Agronegócios
24/03/2021 09:13

Entidades questionam proposta do BC para classificação de selo sustentável para crédito rural


Por Eduardo Rodrigues

Brasília, 24/03/2021 - A proposta do Banco Central para definir os critérios de classificação de "empreendimentos sustentáveis" para o crédito rural entrou na mira de entidades que avaliam que a proposta da autoridade monetária abriria brechas para financiamentos de projetos social e ambientalmente problemáticos. Já o BC alega que o objetivo é fechar ainda mais o cerco a atividades nocivas no campo e garante que o selo sustentável não será concedido a qualquer produtor.

Desde o dia 11 deste mês, o BC está aberto a sugestões para a definição dos critérios que serão usados pelos bancos para enquadrarem suas operações de crédito rural como "sustentáveis". Com esse selo, os produtores poderão ingressar em um mercado que ganha cada dia mais espaço, dos chamados "empreendimentos verdes" para os quais os grandes fundos de investimentos têm voltado a sua atenção.

A proposta prevê que os financiamentos rurais poderão ser enquadrados em três categorias. A primeira delas diz respeito a projetos vetados em razão de impeditivos legais ou infralegais, como sobreposição com terras indígenas, desmatamento ilegal na Amazônia ou autuação por trabalho escravo. Nesses casos, o próprio Sistema de Operações do Crédito Rural e do Proagro (Sicor) barra a operação de maneira automática.

A segunda categoria engloba os empreendimentos que poderão obter crédito rural, mas com um alerta aos bancos de que a operação representa algum risco socioambiental. Áreas embargadas ou com autuação por trabalho infantil, por exemplo, poderão ser financiadas, mas sem o selo de operação sustentável.

Já os projetos aptos para serem classificados como sustentáveis ainda precisarão atender diversos parâmetros como agricultura de baixo carbono, outorga de água, ou utilização de energia renovável gerada na propriedade.

O coordenador do Portfólio de Economia de Baixo Carbono do Instituto Clima e Sociedade (ICS), Gustavo Pinheiro, questiona o fato do BC ter deixado aberta a possibilidade de financiamento de projetos em áreas embargadas e com autuações por trabalho infantil.

"A legislação não distingue que uma prática é pouco criminosa ou muito criminosa - ou você está em conformidade ou não está. Ao criar categoria intermediária na classificação do crédito rural, o BC passa sinal muito negativo, de que considera alguns crimes menores", avalia. "O BC anunciou sua agenda de sustentabilidade prometendo ir além, fazer algo adicional. Mas trazer ilegalidades para uma categoria intermediária enfraquece o próprio selo", acrescenta.

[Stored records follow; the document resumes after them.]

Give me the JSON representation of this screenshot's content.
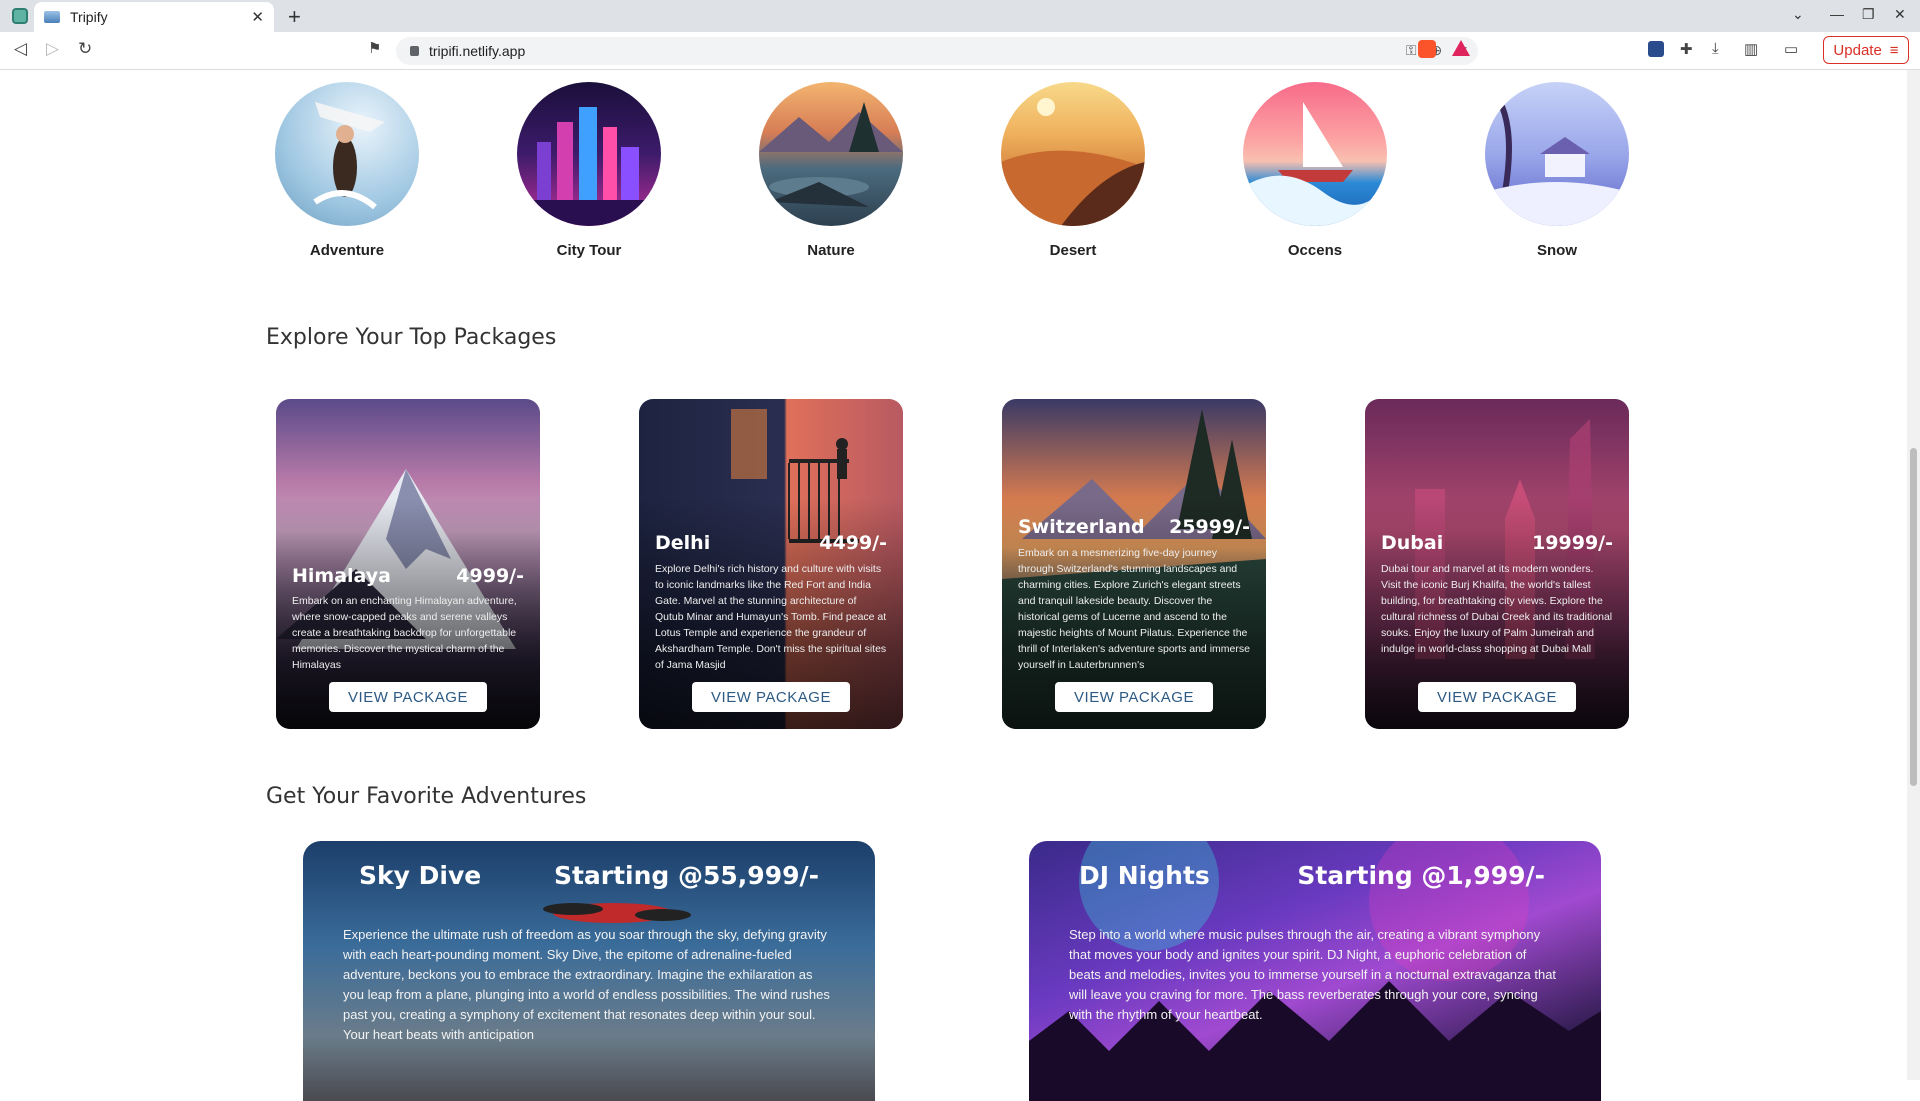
{
  "browser": {
    "tab_title": "Tripify",
    "url": "tripifi.netlify.app",
    "update_label": "Update"
  },
  "categories": [
    {
      "label": "Adventure"
    },
    {
      "label": "City Tour"
    },
    {
      "label": "Nature"
    },
    {
      "label": "Desert"
    },
    {
      "label": "Occens"
    },
    {
      "label": "Snow"
    }
  ],
  "packages_section": {
    "title": "Explore Your Top Packages",
    "button_label": "VIEW PACKAGE",
    "items": [
      {
        "name": "Himalaya",
        "price": "4999/-",
        "description": "Embark on an enchanting Himalayan adventure, where snow-capped peaks and serene valleys create a breathtaking backdrop for unforgettable memories. Discover the mystical charm of the Himalayas"
      },
      {
        "name": "Delhi",
        "price": "4499/-",
        "description": "Explore Delhi's rich history and culture with visits to iconic landmarks like the Red Fort and India Gate. Marvel at the stunning architecture of Qutub Minar and Humayun's Tomb. Find peace at Lotus Temple and experience the grandeur of Akshardham Temple. Don't miss the spiritual sites of Jama Masjid"
      },
      {
        "name": "Switzerland",
        "price": "25999/-",
        "description": "Embark on a mesmerizing five-day journey through Switzerland's stunning landscapes and charming cities. Explore Zurich's elegant streets and tranquil lakeside beauty. Discover the historical gems of Lucerne and ascend to the majestic heights of Mount Pilatus. Experience the thrill of Interlaken's adventure sports and immerse yourself in Lauterbrunnen's"
      },
      {
        "name": "Dubai",
        "price": "19999/-",
        "description": "Dubai tour and marvel at its modern wonders. Visit the iconic Burj Khalifa, the world's tallest building, for breathtaking city views. Explore the cultural richness of Dubai Creek and its traditional souks. Enjoy the luxury of Palm Jumeirah and indulge in world-class shopping at Dubai Mall"
      }
    ]
  },
  "adventures_section": {
    "title": "Get Your Favorite Adventures",
    "items": [
      {
        "name": "Sky Dive",
        "price": "Starting @55,999/-",
        "description": "Experience the ultimate rush of freedom as you soar through the sky, defying gravity with each heart-pounding moment. Sky Dive, the epitome of adrenaline-fueled adventure, beckons you to embrace the extraordinary. Imagine the exhilaration as you leap from a plane, plunging into a world of endless possibilities. The wind rushes past you, creating a symphony of excitement that resonates deep within your soul. Your heart beats with anticipation"
      },
      {
        "name": "DJ Nights",
        "price": "Starting @1,999/-",
        "description": "Step into a world where music pulses through the air, creating a vibrant symphony that moves your body and ignites your spirit. DJ Night, a euphoric celebration of beats and melodies, invites you to immerse yourself in a nocturnal extravaganza that will leave you craving for more. The bass reverberates through your core, syncing with the rhythm of your heartbeat."
      }
    ]
  }
}
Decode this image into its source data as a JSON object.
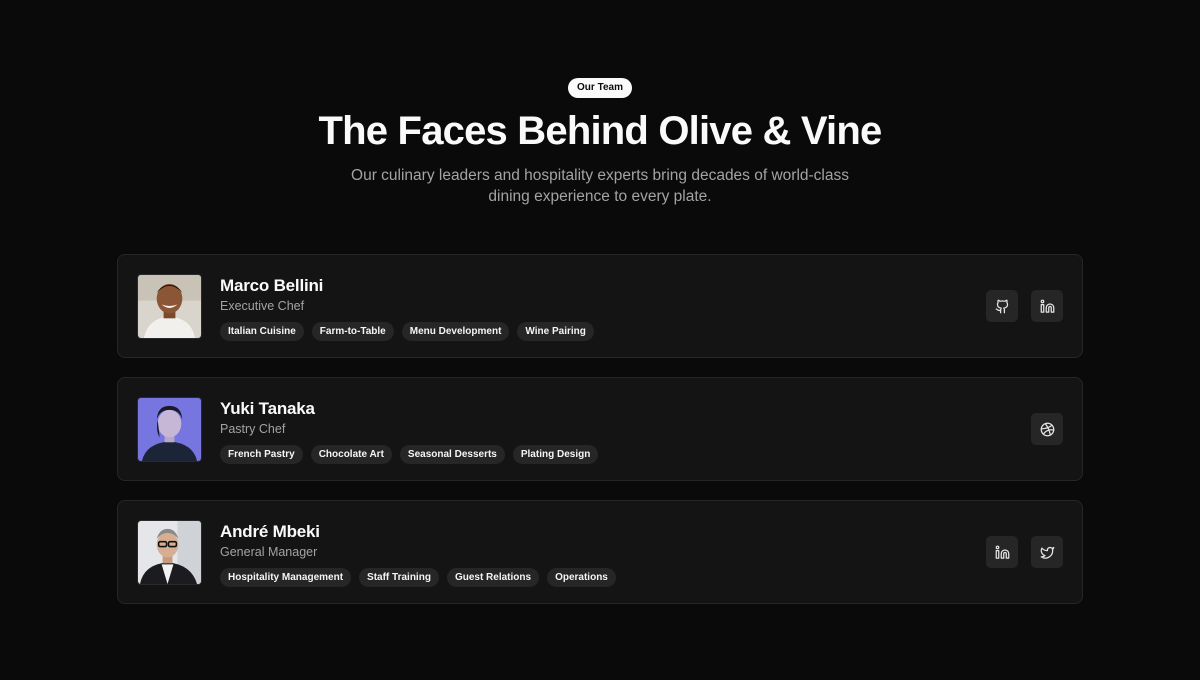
{
  "header": {
    "badge": "Our Team",
    "title": "The Faces Behind Olive & Vine",
    "subtitle": "Our culinary leaders and hospitality experts bring decades of world-class dining experience to every plate."
  },
  "team": [
    {
      "name": "Marco Bellini",
      "role": "Executive Chef",
      "tags": [
        "Italian Cuisine",
        "Farm-to-Table",
        "Menu Development",
        "Wine Pairing"
      ],
      "socials": [
        "github-icon",
        "linkedin-icon"
      ]
    },
    {
      "name": "Yuki Tanaka",
      "role": "Pastry Chef",
      "tags": [
        "French Pastry",
        "Chocolate Art",
        "Seasonal Desserts",
        "Plating Design"
      ],
      "socials": [
        "dribbble-icon"
      ]
    },
    {
      "name": "André Mbeki",
      "role": "General Manager",
      "tags": [
        "Hospitality Management",
        "Staff Training",
        "Guest Relations",
        "Operations"
      ],
      "socials": [
        "linkedin-icon",
        "twitter-icon"
      ]
    }
  ],
  "colors": {
    "background": "#0a0a0a",
    "card": "#141414",
    "card_border": "#262626",
    "tag_bg": "#262626",
    "text_primary": "#fafafa",
    "text_muted": "#a3a3a3"
  }
}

Pinheiro aponta ainda que a proposta deixa uma abertura para o financiamento de empreendimentos em unidades de conservação ambiental e áreas indígenas, de acordo com as leis e regulamentos vigentes. Atualmente, já são permitidas atividades de manejo florestal em áreas protegidas e algumas operações de crédito para silvícolas em terras indígenas.

"Não é 'passar a boiada', mas é abrir a porteira. Se amanhã o ministro do Meio Ambiente, Ricardo Salles, fizer uma portaria autorizando mais atividades em áreas de proteção, elas automaticamente estarão aptas a receber esse crédito. A mesma coisa se o ministro da Justiça, André Mendonça, editar uma portaria conjunta com Funai autorizando a exploração agrícola em terras indígenas", alerta.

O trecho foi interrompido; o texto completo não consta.